Volume 17 Issue 12
Suppose there was an experience machine that would give you any experience you desired. Super-duper neuro-psychologists could stimulate your brain so that you would think and feel you were writing a great novel, or making a friend, or reading an interesting book. All the time you would be floating in a tank with electrodes attached to your brain. Should you plug into this machine for life, preprogramming your life’s desires? Of course, while in the tank you wouldn’t know that you’re there; you would think it’s all actually happening. Would you plug in? What else can matter to us, other than how our lives feel from the inside?
Robert Norzick, the famous American philosopher, posits the idea of the experience machine in his book, Anarchy, State, and Utopia, from which this quote is drawn. The question, Would you plug in? Has become a standard discussion topic in ethics and philosophy classes worldwide. Mr. Norzick concludes from his own interactions with people that most would not plug in. Ben Dupre, (50 Philosophy Ideas) notes that: from this, Norzick infers that there are other things, apart from pleasure, that we consider intrinsically valuable.
There is much here that we modern day church folks need to think about. Have we substituted an experience machine for the real Christian life? Are we by our theatrical, emotional, hyped-up, come and get a blessing right now, give and get a blessing right now, shout, scream, crank-it-up, jump, pass-the-body-surfer, creating a kind of churchy spiritual experience machine? Don’t leave me here; this is not criticism of true worship or even contemporary worship. I am trying in this short space to make a point.
Do we want our churches to be mere experience machines – all emotionalism unconnected to repentance and redemption? Norzick imagined that his machine might be done in salt water tanks where, as Dupre put it, one could have unalloyed pleasure. In other words, the pleasure of a thing is detached or unalloyed to any real live struggle that might be demanded in order to achieve the pleasure that would be associated with an accomplishment.
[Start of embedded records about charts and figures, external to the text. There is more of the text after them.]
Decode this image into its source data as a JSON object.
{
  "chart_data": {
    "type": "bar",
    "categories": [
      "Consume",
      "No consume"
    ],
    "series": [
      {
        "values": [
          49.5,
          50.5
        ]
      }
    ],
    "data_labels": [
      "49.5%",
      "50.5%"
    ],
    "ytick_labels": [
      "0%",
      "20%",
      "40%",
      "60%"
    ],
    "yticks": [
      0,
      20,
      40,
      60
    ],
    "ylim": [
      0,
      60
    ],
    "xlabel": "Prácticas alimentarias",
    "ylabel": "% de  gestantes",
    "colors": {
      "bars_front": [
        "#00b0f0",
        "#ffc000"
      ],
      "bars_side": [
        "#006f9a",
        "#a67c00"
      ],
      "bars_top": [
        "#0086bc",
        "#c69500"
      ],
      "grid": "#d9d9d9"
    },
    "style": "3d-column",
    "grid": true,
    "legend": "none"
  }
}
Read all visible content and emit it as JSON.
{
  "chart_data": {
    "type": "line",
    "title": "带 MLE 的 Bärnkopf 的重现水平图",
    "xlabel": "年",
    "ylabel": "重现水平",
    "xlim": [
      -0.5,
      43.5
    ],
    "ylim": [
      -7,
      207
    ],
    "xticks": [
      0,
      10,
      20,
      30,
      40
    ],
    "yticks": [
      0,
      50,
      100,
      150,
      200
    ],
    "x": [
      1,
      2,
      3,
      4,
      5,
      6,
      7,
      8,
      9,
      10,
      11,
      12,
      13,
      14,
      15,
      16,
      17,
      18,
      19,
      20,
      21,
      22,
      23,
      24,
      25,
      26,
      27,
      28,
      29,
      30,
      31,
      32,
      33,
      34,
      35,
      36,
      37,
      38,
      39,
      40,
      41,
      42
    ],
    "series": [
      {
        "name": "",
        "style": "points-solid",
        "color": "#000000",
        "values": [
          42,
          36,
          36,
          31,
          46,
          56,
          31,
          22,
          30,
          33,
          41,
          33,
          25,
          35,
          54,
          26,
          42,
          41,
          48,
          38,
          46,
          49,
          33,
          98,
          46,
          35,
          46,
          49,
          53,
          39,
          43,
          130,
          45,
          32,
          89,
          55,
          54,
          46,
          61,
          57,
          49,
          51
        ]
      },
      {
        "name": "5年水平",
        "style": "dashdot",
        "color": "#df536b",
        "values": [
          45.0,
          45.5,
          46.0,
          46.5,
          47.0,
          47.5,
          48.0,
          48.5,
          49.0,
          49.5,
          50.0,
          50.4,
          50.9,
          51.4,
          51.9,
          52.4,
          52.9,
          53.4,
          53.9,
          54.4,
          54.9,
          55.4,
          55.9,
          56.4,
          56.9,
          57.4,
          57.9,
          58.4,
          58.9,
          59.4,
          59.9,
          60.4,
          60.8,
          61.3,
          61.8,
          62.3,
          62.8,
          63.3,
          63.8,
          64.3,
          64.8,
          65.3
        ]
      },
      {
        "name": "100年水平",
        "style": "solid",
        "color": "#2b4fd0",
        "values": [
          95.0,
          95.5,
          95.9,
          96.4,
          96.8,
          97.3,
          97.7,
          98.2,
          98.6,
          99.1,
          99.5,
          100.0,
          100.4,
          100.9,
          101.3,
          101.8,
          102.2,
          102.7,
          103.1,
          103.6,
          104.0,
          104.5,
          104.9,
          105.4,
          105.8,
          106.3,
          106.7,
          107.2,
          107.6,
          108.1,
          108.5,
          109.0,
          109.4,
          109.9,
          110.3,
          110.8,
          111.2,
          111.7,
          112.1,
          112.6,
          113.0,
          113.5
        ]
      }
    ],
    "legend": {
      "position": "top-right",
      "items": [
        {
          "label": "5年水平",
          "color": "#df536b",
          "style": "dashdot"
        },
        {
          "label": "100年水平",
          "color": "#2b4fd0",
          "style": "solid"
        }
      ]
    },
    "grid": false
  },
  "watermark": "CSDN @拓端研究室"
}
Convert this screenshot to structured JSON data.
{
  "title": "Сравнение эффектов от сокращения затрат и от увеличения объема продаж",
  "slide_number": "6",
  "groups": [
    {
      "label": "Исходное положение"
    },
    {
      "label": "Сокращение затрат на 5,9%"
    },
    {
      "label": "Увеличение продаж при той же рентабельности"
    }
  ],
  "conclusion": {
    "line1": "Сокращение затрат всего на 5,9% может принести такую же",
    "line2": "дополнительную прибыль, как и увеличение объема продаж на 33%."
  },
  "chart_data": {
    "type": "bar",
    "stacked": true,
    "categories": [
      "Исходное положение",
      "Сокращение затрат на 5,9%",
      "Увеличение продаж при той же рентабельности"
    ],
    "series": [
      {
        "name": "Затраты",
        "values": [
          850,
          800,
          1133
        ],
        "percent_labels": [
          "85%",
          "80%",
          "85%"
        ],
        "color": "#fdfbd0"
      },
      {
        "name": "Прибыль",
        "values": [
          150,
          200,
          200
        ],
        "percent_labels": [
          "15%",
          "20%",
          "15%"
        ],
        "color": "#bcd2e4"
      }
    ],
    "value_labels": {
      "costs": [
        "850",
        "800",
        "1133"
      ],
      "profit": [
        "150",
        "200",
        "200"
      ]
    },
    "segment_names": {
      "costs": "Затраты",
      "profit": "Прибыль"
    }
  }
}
Today we might call this virtual reality.
Consider all this from a spiritual point of view. A church, for example, could easily get caught up in creating an experience machine, offering attendees an opportunity to plug in to the moment, get with it, fake it till you make it sort of thing. Add some mood lights, numb the brain with beat and volume and you can feel like an overcoming Holy Ghost Christian without actually being one. Other examples: a ministry without commitment, an anointing without a sacrifice, a crown without a cross, a good feeling without a good life, a revolution without struggle, a crop without a planting, praise driven by the beat of the music and not a joy springing up from a transformed heart — you get the idea. And my point here is that, as in Norzick’s surveys, most people rejected the idea of an experience machine that gives one the induced (unalloyed) pleasure without the process. So should we.
Jesus challenged us to follow Him. That meant to live the life and fight the fight of faith. It meant that being a Christian was not about watching miracles being performed. Jesus pointed this out to those who followed Him for the loaves and the fish.
He clearly intended for our lives to be a journey. Take up the cross (Mark 10:21), it’s an adventure of faith (Heb. 11). What missionary would trade the struggles, the adventures, the nights, or even the scars for some induced pleasure or pretense? What is satisfying about a preacher’s license and no ministry? The journey is the joy. The Cross of Christ is our story. It is our testimony. The walk and the talk go together.
Creating an experience machine for our generation is not enough. What are we thinking? The real deal is to instead participate in the greatest struggle ever in the history of the human race: the last days. May we forego the experience machine for the real experience of living a righteous life?